Porting Language Tool to Python

Hi, I’m keen on porting some of the Language Tool functionality to Python (open sourced, probably MIT license).

More specifically, I’d like to match on tokens based on its text, POS tag, etc. given the rules in grammar.xml. I was also going to translate the grammar.xml to grammar.yml for readability. There will be some enhancements like adding dependency tags to match on (so possibly another grammar.yml).

I wasn’t sure what was permitted with your license. Would it fine to copy over the grammar.xml to my repo (with the LT license) and have a README that link to the github repo?

Frankly, as the developer of LT I’m not a big fan of this idea. Like many Open Source projects, LT could be so much better if we had more contributors. But we don’t. Now if the very limited resources we have get spread over even more versions of LT, I think that would not help improve LT. Also, we offer a very easy to use HTTP server that can be started with a single command and that returns JSON which can be used from any programming language.

Another aspect is that LT relies on quite some external libraries, and they will probably not all exist for Python. So these features will be missing. We also have complex Java-based rules which either will need to be ported or they will simply be missing. Plus statistics-based detection of errors. Plus ongoing work on neural networks.

Of course the license allows you to take the LT files and use them in your project, no matter what language you use. Using .yml instead of .xml might be a good idea anyway (also for the Java version).

I understand.

Though I’m thinking porting only the grammar.xml and not the entire program.

For example the NLP package spaCy has a matcher API. I could write some rules for matching on grammar, but I can avoid the cold start problem by porting over the LT rules.

So it’s less an LT port but a grammar matching package for spaCy augmented greatly with LT rules (grammar.xml). There will be differences too, e.g., spaCy and LT return different sets of properties to match on.

I agree if it’s just using LT in Python, using the server would be best.

If there’s interest I could contribute a yml translation script.

Also didn’t know about the neural network feature. Looks good.

Could you provide an example how a rule in yml would look like?

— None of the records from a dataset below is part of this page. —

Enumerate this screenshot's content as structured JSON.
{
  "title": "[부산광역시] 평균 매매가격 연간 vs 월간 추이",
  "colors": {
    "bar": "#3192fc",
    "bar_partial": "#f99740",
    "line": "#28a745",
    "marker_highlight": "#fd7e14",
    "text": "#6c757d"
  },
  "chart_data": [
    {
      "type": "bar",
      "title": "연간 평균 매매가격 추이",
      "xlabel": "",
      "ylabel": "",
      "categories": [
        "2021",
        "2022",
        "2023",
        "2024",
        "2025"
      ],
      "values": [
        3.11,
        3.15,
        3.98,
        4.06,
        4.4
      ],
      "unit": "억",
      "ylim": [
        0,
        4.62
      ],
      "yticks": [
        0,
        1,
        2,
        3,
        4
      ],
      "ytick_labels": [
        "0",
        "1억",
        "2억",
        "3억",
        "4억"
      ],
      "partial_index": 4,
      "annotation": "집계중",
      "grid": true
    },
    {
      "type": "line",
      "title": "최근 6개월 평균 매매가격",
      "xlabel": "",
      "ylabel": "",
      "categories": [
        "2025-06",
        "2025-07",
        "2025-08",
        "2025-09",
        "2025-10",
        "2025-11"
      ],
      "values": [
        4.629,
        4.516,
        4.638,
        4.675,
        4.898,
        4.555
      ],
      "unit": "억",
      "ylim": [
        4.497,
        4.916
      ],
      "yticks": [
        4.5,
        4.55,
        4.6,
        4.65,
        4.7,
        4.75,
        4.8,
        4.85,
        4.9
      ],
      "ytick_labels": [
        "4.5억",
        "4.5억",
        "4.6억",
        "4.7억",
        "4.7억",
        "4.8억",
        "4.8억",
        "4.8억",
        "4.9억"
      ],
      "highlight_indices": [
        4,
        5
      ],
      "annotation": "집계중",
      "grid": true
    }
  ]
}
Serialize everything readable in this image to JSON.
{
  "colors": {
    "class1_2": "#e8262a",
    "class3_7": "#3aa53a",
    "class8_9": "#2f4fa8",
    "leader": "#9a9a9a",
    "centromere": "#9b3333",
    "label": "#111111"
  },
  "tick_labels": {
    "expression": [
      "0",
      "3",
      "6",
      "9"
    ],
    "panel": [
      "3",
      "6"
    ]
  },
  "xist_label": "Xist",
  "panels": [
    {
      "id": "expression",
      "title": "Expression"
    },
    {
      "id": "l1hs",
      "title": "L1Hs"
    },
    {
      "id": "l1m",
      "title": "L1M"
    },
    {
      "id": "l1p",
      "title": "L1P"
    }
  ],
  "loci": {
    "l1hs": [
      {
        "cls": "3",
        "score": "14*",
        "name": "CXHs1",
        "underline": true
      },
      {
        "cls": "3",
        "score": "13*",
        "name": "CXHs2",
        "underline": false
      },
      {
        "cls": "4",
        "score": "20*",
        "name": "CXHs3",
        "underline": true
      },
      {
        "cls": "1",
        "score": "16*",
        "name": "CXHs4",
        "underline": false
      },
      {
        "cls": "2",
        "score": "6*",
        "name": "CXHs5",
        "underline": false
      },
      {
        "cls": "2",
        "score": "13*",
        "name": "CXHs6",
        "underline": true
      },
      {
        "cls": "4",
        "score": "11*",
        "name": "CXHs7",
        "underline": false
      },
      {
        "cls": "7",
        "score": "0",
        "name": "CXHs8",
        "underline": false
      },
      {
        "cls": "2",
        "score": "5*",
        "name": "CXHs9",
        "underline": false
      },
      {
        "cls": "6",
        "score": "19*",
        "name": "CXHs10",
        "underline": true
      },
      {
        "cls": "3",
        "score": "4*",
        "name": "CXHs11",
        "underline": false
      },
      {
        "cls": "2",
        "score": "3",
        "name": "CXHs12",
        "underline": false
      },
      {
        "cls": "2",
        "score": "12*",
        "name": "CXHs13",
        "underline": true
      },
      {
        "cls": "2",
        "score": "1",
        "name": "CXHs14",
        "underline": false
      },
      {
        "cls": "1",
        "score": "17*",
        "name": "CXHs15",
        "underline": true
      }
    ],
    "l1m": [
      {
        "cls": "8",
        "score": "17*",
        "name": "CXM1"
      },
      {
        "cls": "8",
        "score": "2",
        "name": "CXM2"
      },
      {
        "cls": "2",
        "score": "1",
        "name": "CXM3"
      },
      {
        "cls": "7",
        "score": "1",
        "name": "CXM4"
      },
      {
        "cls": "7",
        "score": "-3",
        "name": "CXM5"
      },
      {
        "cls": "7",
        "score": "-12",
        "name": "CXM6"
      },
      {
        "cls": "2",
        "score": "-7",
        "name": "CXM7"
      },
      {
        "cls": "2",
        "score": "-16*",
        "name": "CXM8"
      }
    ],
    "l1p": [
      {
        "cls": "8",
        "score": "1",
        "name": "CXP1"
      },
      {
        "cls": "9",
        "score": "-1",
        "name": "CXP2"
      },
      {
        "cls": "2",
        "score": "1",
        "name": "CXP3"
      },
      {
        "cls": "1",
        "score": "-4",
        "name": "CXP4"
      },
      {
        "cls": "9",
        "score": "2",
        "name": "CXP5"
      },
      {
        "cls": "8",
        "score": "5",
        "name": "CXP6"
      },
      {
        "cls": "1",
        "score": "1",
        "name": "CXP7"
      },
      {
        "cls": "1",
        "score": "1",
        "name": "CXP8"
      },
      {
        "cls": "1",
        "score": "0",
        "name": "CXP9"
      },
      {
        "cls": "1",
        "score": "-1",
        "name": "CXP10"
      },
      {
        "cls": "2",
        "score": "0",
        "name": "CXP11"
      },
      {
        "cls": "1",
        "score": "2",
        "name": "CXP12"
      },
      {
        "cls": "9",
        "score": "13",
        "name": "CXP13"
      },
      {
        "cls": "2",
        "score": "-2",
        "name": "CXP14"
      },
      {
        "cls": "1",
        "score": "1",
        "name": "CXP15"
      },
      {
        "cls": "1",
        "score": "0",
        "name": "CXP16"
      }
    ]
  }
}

Here’s something that I’m working on (for “as follow” rule).

typos: 
  as_follow_as_follows: 
    corrections: 
      - Do you mean "as follows"?
    description: ~
    examples: 
      - We can elaborate this distinction as follow.
    patterns: 
      # direct string match
      - as follow
      # match on list of dictionaries
      - 
        - 
          LOWER: as
          POS: ADP
        - 
          LOWER: follow

Not to resurrect a dead thread, but I am interested in this as well. My Python skills are much better than my Java, and I think that is true for many in the NLP community. Also, it seems like, at least for the word2vec component, some parts of LT are done in Python anyway.

Given the timing of this question and its contents, I assume that OP is the author of the spacy-grammar extension, which seems like a good foundation.

1 Like

Fidus Writer is a python program using languagetool through the API. But it’s a pain to package due to the Java dependency. It’s not quite problematic enough to do much about it, but if there is a Python version available some day,. I’m sure we’ll use that instead.

Sorry to revive this yet again but I made something to address these problems:

NLPRule is a library to parse and run LanguageTool rules from grammar.xml and disambiguation.xml. Currently all disambiguation and about 80% grammar rules of English and German rules are supported.

It is written in Rust for speed but has bindings for Python.

I’m actively maintaining (and probably enhancing) it. I’m not quite happy with the speed yet but I wouldn’t be surprised if it is already faster than LanguageTool.